The European Research Centre for Anti-Corruption and State-Building (ERCAS) has been contracted by the government of the Netherlands (Ministry of Interior and Kingdom Relations) to do a synthesis of policy relevant findings in the area of trust and governance in the EU.
According to Ms. Terry Lamboo, advisor at the Ministry of the Interior and Kingdom Relations: “The Ministry supports practices that advance evidence based integrity policies and transparency. It aims to do so within the Netherlands, but also as part of the international dialogue on integrity and anti-corruption policies for the public administration. The Ministry willingly participates in discussion and exchange of experiences between countries.” The results of the project can also assist in the preparation of the Dutch Ministry of the Interior and Kingdom Relations for assuming presidency of EUPAN in 2016.

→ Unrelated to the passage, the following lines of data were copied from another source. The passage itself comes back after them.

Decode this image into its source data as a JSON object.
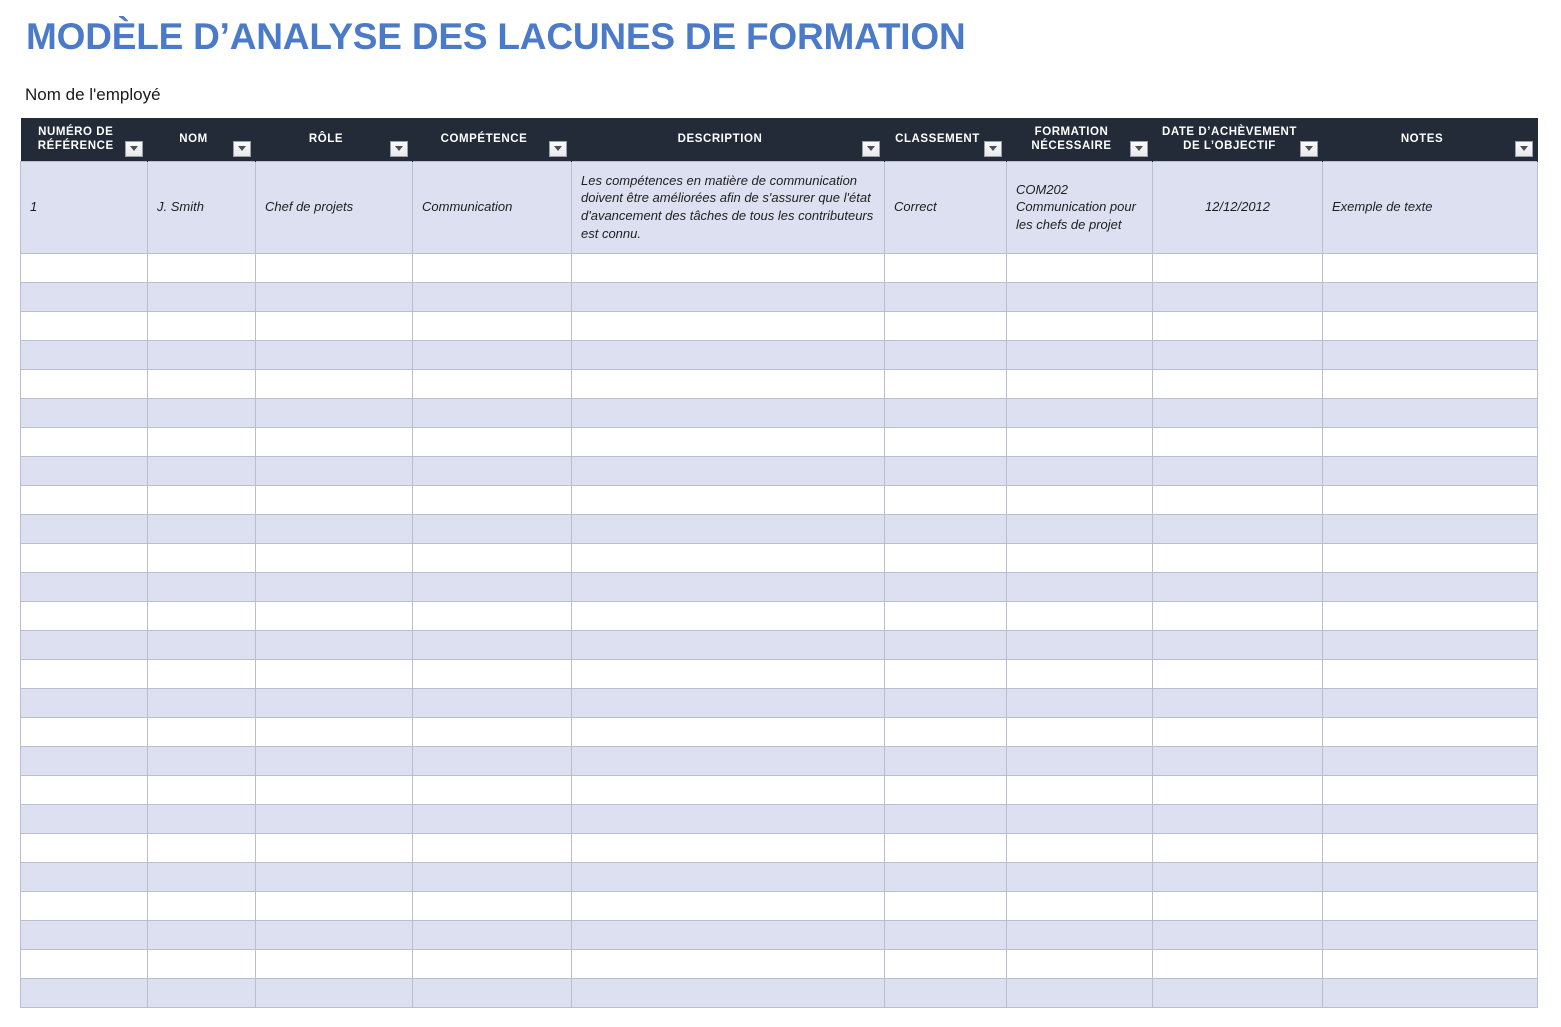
{
  "document": {
    "title": "MODÈLE D’ANALYSE DES LACUNES DE FORMATION",
    "employee_label": "Nom de l'employé"
  },
  "colors": {
    "title_blue": "#4a7ac8",
    "header_navy": "#242b38",
    "row_shaded": "#dce0f0",
    "row_plain": "#ffffff",
    "grid_line": "#b9bfd0"
  },
  "table": {
    "columns": [
      {
        "label": "NUMÉRO DE RÉFÉRENCE",
        "name": "numero-de-reference",
        "filter_icon": "filter-dropdown-icon"
      },
      {
        "label": "NOM",
        "name": "nom",
        "filter_icon": "filter-dropdown-icon"
      },
      {
        "label": "RÔLE",
        "name": "role",
        "filter_icon": "filter-dropdown-icon"
      },
      {
        "label": "COMPÉTENCE",
        "name": "competence",
        "filter_icon": "filter-dropdown-icon"
      },
      {
        "label": "DESCRIPTION",
        "name": "description",
        "filter_icon": "filter-dropdown-icon"
      },
      {
        "label": "CLASSEMENT",
        "name": "classement",
        "filter_icon": "filter-dropdown-icon"
      },
      {
        "label": "FORMATION NÉCESSAIRE",
        "name": "formation-necessaire",
        "filter_icon": "filter-dropdown-icon"
      },
      {
        "label": "DATE D’ACHÈVEMENT DE L’OBJECTIF",
        "name": "date-achevement-objectif",
        "filter_icon": "filter-dropdown-icon"
      },
      {
        "label": "NOTES",
        "name": "notes",
        "filter_icon": "filter-dropdown-icon"
      }
    ],
    "rows": [
      {
        "reference": "1",
        "nom": "J. Smith",
        "role": "Chef de projets",
        "competence": "Communication",
        "description": "Les compétences en matière de communication doivent être améliorées afin de s'assurer que l'état d'avancement des tâches de tous les contributeurs est connu.",
        "classement": "Correct",
        "formation": "COM202 Communication pour les chefs de projet",
        "date": "12/12/2012",
        "notes": "Exemple de texte"
      }
    ],
    "empty_row_count": 26
  }
}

ERCAS director Professor Alina Mungiu-Pippidi, PhD, and Post-Doctoral Researcher Dr. David Jancsics will direct the research which will be conducted in collaboration with the Corruption Research Center Budapest, Hungary; The School of Communication and Media (SKAMBA), Slovakia; and the Center for the Study of Democracy, Bulgaria. The report on the Integrity and Trust in the EU will be delivered to the Dutch government in May 2015.
“My team and I are delighted to have been awarded this project, said Mungiu-Pippidi. Time and again research on corruption is simply behind the policy curve. With this project we have also been awarded a great opportunity to assist the Dutch government in understanding the relationship between good governance and public trust.”

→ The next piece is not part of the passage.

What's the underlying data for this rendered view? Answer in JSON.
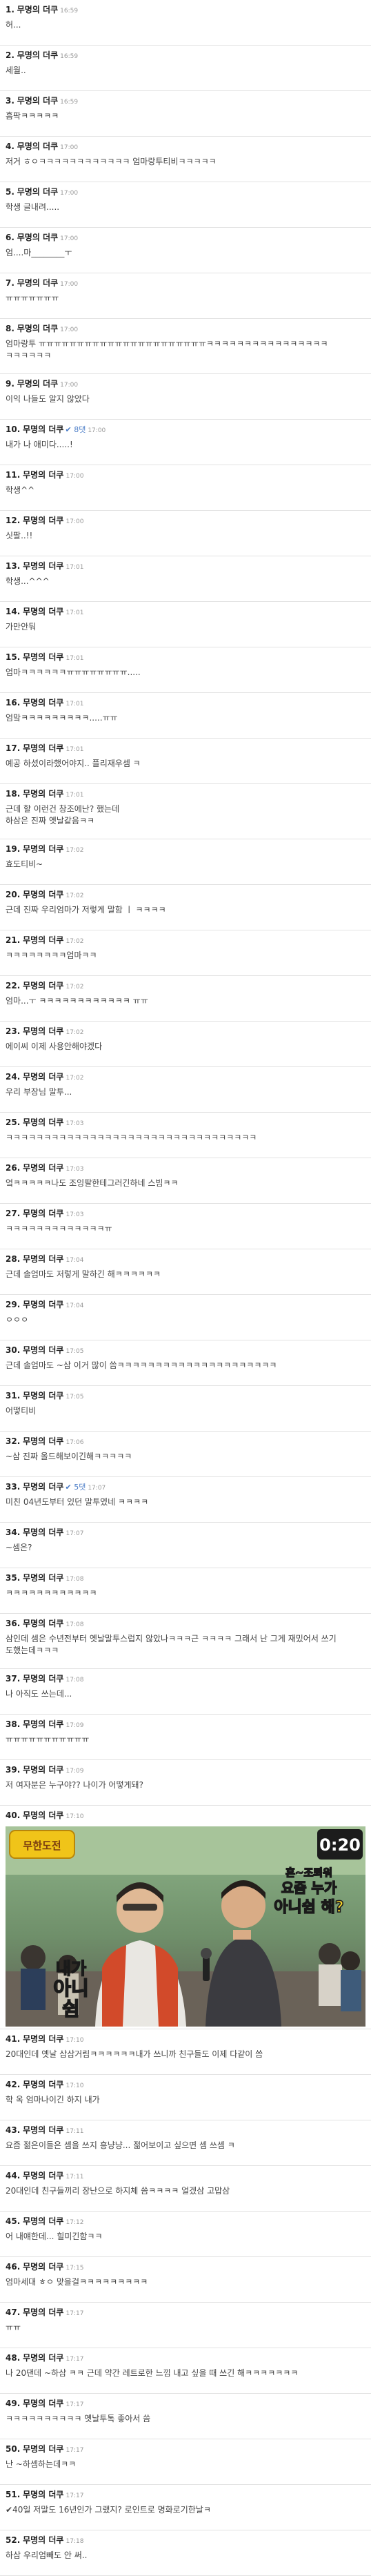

In examining the relationship between trust and governance, researchers consider not just public perception of corruption, which has come to include an increased understanding of what the public understands as corruption as well as their perception of the government’s ability to control it. Often, the results of public surveys on corruption contradict official records of corruption. According to recently published ANTICORRP research, instead of giving an assessment of how well corruption, as defined by criminal codes, is controlled, respondents are often giving an assessment of their own society’s general capacity to enforce a “level playing field” for all citizens where the “rules of the game” and “who gets what” are transparent and perceived to be fair.
Project objectives:
- To propose a comprehensive governance theory highlighting the social compact binding integrity, trust, and government performance, applied to the EU as well as the rest of the world.
- To explain trust in EU at the level of member states and the level of the Union (European Union, Parliament and Commission) via a path model featuring government performance and integrity. The time framework is from 2008 to 2014.
- To offer a set of tools (indicators and policy options) to monitor, assess and correct governance problems in real time, with a focus on the public sector.
In addition to their work with the EU FP7 ANTICORRP project in assessing the effectiveness of anti-corruption policy ERCAS researchers were previously commissioned to do a study for NORAD (Norwegian Agency for Development Cooperation), “Contextual Choices in Fighting Corruption.”